What Comcast Is Really Planning With Streaming Service

So Comcast is looking to offer a new streaming service in 2020. The cost, free, or paid. It depends on whether you are already paying to watch TV via a pay service. When we say pay service we are not referring to any of the cable replacement services like Sling TV or DirecTV Now. We are referring to what has come to be known traditional TV. That would be cable and satellite services.

What Comcast is proposing is almost a companion service to pay TV providers. If you are a pay-TV provider you can offer a service through Comcast that will allow customers to stream NBC Universal content for free with limited commercial interruption. No doubt Comcast’s experience with Hulu has informed the company on the benefits of offering content with commercials.

What the service sounds like from the limited amount of information released concerning the idea is that it would be set up almost like an ad-supported version of Hulu but consisting primarily of content from NBC and other libraries including Sony. This comes of strange considering that Sony is already in the free ad-supported streaming game via Crackle.

Comcast may though be working to figure out a place in the new order of the TV space going forward. There is simply mounting evidence that cable subscribers will continue to drop. The numbers will never change as dramatically as polls always seem to indicate, because they are based on people saying they are are considering dropping cable etc. But there has been a slow drip of subscribers who for one reason or another, usually linked to price, have cancelled large TV packages. The Comcast model does not exactly address those people. It will be aimed primarily at customers who still pay for TV. But the question we would like to ask is, will this always be the case.

The Internet is quickly becoming like the public air waves. The only thing really holding it back is bandwidth. And as that issue gets to be less of a problem more and more media companies will be looking at a way to make money with their assets. But the subscription model may soon reach its tipping point. While there are millions of potential customers for any given streaming service study after study has shown that consumers feel like there are too many to pay for. No service should expect to be one of 7. In the face of so many options that things get hard to afford people turn to password sharing and even outright piracy. The simple solution to avoid this is to simply make content online ad supported like a normal broadcast network. The model has worked for decades. People are used to it, even the ones who complain about it.

Subscriptions should probably be limited to premium content. Want a library of original content like HBO or Netflix, expect to pay a premium. On the other hand if you want to see last nights episode of the voice, you should expect to watch some ads and get over it.

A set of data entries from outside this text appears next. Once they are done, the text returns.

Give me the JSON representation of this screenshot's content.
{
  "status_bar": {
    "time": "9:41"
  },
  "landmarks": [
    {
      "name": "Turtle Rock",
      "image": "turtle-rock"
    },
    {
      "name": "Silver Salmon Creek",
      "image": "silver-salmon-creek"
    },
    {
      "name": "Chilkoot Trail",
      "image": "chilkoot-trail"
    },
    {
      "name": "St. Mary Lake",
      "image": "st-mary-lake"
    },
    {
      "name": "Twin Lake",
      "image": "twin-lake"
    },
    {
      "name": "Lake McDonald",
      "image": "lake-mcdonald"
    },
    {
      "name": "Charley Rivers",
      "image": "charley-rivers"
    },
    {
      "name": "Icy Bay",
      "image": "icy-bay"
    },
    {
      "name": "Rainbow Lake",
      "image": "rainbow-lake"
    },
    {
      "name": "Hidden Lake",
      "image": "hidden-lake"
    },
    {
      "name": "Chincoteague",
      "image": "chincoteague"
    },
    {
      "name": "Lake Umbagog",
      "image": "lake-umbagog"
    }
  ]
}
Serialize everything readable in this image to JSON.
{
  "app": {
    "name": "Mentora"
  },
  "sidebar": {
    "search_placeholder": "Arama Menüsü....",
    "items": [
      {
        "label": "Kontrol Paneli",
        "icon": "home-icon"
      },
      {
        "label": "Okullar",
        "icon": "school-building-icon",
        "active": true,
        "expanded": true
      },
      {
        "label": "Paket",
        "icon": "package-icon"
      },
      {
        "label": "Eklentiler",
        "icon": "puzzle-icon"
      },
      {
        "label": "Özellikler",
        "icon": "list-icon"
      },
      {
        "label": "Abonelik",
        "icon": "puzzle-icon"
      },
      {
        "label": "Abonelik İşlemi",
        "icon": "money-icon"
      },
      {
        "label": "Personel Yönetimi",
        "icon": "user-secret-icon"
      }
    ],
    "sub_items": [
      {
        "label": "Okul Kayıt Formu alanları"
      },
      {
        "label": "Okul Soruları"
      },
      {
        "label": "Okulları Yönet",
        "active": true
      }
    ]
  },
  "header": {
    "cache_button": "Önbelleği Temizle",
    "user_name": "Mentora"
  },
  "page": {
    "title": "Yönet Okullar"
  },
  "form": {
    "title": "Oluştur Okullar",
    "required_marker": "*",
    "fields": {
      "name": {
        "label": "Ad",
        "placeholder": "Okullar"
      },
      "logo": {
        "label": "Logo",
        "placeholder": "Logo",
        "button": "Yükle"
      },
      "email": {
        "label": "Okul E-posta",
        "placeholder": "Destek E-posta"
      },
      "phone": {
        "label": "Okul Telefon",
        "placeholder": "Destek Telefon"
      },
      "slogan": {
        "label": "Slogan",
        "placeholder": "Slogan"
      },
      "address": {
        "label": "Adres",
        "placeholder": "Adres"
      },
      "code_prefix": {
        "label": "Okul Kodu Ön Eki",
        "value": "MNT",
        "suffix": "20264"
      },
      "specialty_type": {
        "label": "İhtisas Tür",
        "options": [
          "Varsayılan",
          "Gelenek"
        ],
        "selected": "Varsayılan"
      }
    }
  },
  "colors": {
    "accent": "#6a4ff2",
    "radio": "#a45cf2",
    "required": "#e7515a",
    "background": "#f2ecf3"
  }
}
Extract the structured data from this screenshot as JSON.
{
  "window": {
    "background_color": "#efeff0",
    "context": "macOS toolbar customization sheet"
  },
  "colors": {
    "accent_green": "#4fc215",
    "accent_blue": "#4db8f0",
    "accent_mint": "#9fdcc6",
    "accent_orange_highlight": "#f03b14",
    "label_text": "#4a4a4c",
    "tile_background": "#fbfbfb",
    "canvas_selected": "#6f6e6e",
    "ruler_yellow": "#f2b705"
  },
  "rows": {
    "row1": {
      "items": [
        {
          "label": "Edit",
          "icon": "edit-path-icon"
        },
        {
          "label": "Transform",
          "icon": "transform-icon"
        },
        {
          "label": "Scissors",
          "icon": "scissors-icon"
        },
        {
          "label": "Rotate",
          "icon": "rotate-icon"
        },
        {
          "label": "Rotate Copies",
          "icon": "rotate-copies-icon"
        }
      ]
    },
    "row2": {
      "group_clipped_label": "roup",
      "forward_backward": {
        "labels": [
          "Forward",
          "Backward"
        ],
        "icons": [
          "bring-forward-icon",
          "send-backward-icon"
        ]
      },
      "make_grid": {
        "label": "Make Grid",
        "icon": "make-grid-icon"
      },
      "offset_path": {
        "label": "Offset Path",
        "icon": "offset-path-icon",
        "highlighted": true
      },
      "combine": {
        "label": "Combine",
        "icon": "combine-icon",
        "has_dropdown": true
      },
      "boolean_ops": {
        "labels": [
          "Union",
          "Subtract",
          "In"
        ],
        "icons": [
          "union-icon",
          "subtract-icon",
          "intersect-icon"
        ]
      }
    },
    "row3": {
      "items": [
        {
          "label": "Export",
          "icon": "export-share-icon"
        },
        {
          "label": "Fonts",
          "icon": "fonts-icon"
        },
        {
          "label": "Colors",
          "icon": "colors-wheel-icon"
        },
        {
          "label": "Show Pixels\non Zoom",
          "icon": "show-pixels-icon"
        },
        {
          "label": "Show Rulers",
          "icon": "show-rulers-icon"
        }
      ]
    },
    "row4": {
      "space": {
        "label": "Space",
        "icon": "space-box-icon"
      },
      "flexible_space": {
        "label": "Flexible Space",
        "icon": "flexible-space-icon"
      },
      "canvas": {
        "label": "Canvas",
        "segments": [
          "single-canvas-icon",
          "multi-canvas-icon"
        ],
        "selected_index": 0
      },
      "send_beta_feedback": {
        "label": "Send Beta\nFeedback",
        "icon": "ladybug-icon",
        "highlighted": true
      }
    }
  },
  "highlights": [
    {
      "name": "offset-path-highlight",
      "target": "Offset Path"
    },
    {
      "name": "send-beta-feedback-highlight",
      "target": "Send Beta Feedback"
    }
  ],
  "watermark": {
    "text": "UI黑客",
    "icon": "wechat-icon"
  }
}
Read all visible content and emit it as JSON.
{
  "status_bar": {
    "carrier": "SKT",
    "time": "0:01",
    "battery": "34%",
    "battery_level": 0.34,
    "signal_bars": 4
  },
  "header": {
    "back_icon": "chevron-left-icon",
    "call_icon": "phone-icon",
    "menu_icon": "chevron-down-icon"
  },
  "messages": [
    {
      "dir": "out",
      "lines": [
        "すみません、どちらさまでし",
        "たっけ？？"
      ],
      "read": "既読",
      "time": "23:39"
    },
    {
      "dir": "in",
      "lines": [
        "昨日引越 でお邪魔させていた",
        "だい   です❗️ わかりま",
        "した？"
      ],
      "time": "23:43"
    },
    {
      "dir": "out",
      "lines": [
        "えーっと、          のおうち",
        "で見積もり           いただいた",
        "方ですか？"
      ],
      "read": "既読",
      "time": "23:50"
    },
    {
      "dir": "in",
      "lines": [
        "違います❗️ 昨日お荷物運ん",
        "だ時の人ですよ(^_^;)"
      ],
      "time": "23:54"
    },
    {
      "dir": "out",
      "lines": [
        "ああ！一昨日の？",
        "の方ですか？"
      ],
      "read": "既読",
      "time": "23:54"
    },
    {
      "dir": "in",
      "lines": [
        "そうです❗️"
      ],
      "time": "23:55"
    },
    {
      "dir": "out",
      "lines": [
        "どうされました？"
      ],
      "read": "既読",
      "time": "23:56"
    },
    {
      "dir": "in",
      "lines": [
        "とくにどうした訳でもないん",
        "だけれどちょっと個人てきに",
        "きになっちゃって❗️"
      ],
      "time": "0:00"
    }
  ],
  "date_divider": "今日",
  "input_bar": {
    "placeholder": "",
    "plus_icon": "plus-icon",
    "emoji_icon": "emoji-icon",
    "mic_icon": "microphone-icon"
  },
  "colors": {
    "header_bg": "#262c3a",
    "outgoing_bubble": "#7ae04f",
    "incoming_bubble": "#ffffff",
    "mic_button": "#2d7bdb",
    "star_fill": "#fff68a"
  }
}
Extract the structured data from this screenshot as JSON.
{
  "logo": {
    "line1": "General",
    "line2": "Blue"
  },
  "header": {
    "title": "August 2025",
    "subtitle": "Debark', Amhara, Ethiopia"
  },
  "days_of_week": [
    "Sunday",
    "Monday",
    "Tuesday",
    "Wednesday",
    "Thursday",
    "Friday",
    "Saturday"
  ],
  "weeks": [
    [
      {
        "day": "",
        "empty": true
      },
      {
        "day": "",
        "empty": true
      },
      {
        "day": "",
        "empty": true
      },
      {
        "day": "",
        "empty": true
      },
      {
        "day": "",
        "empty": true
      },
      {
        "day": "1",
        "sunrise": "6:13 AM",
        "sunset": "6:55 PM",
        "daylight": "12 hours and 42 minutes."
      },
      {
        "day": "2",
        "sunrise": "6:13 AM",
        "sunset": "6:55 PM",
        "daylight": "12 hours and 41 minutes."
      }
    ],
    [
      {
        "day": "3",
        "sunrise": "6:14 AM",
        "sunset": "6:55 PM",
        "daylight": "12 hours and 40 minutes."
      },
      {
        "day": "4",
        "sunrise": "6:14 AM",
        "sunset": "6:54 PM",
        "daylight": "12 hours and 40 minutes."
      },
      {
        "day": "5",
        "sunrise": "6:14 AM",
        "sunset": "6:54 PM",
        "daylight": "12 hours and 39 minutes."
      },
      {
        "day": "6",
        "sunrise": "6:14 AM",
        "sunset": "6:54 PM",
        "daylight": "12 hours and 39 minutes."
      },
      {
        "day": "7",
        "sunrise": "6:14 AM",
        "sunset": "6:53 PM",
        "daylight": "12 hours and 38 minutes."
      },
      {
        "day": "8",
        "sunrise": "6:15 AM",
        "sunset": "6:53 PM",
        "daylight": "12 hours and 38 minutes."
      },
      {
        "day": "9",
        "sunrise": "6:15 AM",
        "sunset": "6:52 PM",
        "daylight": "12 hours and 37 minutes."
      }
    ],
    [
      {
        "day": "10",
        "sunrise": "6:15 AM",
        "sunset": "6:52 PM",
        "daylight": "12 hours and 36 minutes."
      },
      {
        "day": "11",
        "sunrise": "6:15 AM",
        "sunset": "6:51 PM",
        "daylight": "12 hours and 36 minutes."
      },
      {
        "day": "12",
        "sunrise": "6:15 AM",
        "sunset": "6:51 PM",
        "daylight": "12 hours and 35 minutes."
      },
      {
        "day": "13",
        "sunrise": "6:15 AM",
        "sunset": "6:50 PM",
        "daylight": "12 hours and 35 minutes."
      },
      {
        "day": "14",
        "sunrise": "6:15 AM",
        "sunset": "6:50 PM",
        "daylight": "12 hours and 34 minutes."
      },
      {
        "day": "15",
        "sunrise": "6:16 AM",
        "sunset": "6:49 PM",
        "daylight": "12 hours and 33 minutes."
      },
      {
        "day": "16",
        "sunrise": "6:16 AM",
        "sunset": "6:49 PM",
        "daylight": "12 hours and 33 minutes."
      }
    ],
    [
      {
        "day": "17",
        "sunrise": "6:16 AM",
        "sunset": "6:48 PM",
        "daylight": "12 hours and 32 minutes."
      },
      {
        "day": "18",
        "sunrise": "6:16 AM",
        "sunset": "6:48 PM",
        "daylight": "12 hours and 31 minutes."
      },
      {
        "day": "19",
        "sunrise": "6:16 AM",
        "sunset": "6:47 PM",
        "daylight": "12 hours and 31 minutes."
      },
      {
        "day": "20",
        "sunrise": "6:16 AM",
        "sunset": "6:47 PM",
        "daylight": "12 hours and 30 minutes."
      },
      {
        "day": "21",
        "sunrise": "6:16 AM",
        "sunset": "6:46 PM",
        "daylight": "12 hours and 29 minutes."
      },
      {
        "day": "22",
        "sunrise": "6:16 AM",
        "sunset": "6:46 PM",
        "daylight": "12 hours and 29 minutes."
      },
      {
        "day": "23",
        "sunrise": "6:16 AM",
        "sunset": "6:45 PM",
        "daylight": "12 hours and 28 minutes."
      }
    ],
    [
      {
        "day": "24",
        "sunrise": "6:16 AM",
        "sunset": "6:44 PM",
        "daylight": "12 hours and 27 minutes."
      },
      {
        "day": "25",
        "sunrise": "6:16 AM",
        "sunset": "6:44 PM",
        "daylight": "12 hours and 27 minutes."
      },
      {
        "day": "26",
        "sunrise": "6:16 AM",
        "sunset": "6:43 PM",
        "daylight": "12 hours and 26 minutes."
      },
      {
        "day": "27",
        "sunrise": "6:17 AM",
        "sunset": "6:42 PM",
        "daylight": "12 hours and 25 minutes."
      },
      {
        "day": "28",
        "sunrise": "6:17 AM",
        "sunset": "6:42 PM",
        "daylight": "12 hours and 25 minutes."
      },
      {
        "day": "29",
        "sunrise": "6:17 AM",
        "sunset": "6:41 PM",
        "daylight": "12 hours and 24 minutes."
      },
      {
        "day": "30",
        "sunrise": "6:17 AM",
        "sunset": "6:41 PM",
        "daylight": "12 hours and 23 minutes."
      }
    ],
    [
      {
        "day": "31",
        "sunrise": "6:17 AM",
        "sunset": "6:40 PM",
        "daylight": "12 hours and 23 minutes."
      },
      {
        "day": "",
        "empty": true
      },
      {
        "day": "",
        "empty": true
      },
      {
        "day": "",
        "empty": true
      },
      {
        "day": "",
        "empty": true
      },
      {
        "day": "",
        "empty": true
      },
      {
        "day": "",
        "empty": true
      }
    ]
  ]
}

I submit that Comcast is planning to roll out their service as a trial balloon starting with their own customers. It will then encourage other providers to pick it up with one financial incentive or another. Once it can figure out how much it needs to ramp up over time in order to handle the demand which will start off small and rise over a period of years, it will be able to open the service up to anybody with an Internet connection. Cable users will continue to decline. While the number of Americans with pay TV now stands at 80 percent it was larger a decade ago. And it will continue to shrink as the world war 2 generation quickly passes away followed by aging baby boomers. This will not be the last service of its type to be announced by a long shot.